At his home in Bogotá, Víctor Manuel Tique shows a photo of his son Manuel Alejandro, who has been in a Venezuelan prison for the past twelve months and is detained without trial.
At his home in Bogotá, Víctor Manuel Tique shows a photo of his son Manuel Alejandro, who has been in a Venezuelan prison for the past twelve months and is detained without trial. (Manuel Rueda for NPR)

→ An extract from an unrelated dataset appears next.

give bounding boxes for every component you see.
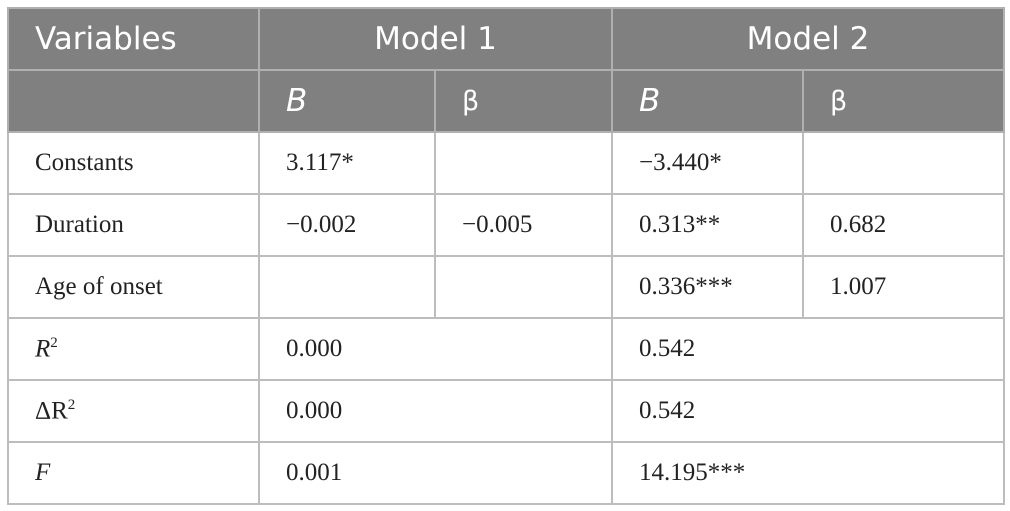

Dib points out that several nations are now issuing travel warnings, telling their citizens not to go to Venezuela as a result of the large number of foreigners imprisoned there without trial.

Back in Bogotá, the Tique family says they want the Colombian government to be more vocal about the release of its citizens — and to link trade and security cooperation to their freedom.

But with American naval forces gathering off Venezuela’s coast, fears are intensifying over what this growing show of force could mean for the prisoners — trapped between fragile diplomacy and the prospect of armed confrontation.

“What has happened to us is an injustice,” says Víctor Manuel Tique. “And it doesn’t help to improve Venezuela’s situation.”